誰にも「うっかり」ということはあります。返済日が土日・祝日にかかった場合や、急な出費があったとき等には、「うっかり」返済を忘れてしまうことや「残高不足のままにしてしまう」ということもあるでしょう。実際にも、数日程度の延滞がブラック情報として登録されることはありません(債権者独自の情報は別です)。

61日以上の延滞になると「延滞」のブラック情報が登録されます。これは完済後5年経つまで消えないブラック情報です。したがって、カードの更新や新規の借入に悪影響を与えます。

「遅延損害金は思ったほど高くないから延滞しても大丈夫」と思っていると、後で大きな不利益を受けることになります。

延滞は借金が膨らむ一番の原因(返済日の管理を)

「延滞」は癖になりがちです。借金が膨らんでしまう人の多くは、「延滞することに慣れてしまっている」方が多いのは事実です。たとえば、携帯電話・スマホ料金の払いが遅れがちな方は借金の延滞にも注意すべきでしょう。
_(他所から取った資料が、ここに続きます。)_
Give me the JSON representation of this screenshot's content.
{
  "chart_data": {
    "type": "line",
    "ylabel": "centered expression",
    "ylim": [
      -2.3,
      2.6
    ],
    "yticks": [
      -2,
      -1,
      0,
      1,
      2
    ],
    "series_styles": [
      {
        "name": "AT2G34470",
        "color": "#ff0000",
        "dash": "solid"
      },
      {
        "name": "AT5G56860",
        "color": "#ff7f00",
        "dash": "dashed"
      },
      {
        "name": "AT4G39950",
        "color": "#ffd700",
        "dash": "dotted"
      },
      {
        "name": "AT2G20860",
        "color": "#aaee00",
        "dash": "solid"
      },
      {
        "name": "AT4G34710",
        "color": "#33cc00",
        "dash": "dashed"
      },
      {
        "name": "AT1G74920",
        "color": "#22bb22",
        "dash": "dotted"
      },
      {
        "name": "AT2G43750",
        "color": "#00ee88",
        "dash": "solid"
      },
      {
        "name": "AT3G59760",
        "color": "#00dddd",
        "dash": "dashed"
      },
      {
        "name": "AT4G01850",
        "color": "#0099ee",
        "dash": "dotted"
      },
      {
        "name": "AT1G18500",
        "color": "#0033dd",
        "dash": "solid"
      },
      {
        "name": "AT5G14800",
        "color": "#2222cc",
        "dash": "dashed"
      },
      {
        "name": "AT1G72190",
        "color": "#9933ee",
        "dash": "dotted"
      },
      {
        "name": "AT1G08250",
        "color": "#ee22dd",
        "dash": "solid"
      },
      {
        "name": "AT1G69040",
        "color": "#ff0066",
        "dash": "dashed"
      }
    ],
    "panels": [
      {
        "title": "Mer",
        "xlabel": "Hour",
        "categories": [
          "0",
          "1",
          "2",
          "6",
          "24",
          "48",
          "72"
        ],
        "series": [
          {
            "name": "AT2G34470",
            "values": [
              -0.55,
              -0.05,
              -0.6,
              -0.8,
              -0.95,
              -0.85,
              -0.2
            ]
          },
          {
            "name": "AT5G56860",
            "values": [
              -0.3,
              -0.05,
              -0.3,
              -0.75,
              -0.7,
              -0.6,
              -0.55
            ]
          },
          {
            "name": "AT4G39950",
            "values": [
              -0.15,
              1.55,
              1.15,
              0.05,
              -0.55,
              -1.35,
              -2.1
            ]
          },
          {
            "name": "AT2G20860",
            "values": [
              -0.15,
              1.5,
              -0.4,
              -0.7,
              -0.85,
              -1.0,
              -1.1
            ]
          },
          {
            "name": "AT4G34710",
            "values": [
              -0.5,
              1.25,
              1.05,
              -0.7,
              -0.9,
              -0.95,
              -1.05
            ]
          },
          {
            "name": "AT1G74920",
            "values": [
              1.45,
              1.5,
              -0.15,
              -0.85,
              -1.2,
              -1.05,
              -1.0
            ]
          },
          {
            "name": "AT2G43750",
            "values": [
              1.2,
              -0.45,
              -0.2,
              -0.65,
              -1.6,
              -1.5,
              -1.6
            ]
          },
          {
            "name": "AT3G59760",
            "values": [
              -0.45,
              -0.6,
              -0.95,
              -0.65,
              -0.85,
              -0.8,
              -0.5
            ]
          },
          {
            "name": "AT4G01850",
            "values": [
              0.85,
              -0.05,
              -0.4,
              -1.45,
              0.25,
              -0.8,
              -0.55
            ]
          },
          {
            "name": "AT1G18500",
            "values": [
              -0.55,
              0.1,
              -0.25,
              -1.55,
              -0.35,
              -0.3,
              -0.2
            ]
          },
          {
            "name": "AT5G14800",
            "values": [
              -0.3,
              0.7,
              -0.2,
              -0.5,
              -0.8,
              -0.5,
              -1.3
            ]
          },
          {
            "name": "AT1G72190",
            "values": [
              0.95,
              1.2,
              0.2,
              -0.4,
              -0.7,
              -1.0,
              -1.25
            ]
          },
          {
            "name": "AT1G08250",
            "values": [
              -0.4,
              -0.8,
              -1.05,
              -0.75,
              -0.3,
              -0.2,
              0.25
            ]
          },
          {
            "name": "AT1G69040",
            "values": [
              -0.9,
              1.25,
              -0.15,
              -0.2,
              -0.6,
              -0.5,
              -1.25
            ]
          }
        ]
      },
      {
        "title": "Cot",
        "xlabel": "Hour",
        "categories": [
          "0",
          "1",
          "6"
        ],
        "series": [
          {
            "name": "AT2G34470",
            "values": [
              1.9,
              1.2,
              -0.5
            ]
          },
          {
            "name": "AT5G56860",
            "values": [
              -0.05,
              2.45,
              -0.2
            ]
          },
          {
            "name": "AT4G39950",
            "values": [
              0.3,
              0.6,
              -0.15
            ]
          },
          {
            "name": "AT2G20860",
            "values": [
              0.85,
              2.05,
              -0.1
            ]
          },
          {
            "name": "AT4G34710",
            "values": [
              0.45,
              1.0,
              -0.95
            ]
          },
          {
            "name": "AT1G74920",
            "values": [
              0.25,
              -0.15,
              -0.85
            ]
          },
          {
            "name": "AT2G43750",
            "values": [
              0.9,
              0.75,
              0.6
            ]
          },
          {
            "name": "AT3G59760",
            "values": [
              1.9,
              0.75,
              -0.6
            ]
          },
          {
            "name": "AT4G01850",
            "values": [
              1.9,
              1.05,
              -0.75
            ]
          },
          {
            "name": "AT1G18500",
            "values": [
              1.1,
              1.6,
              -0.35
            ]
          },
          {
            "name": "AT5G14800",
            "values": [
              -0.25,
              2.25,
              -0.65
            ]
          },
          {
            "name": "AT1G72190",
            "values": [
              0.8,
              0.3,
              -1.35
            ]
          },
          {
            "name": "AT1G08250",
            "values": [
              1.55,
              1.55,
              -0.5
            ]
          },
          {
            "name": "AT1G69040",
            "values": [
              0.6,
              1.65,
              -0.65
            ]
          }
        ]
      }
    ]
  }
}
また、延滞がひどくなると債権者からの督促も厳しくなります。家族や勤め先に借金がバレる原因は、「債務整理したこと」ではなく、「借金を延滞した」場合がほとんどです。

延滞は借金を膨らませる一番の原因です。いまでは「返済日を知らせる機能」を備えたアプリを提供している消費者金融もあります。借金の問題は、債務整理することなく無事に完済できるのが一番です。そのためにも、毎月の返済日の管理をしっかりしましょう。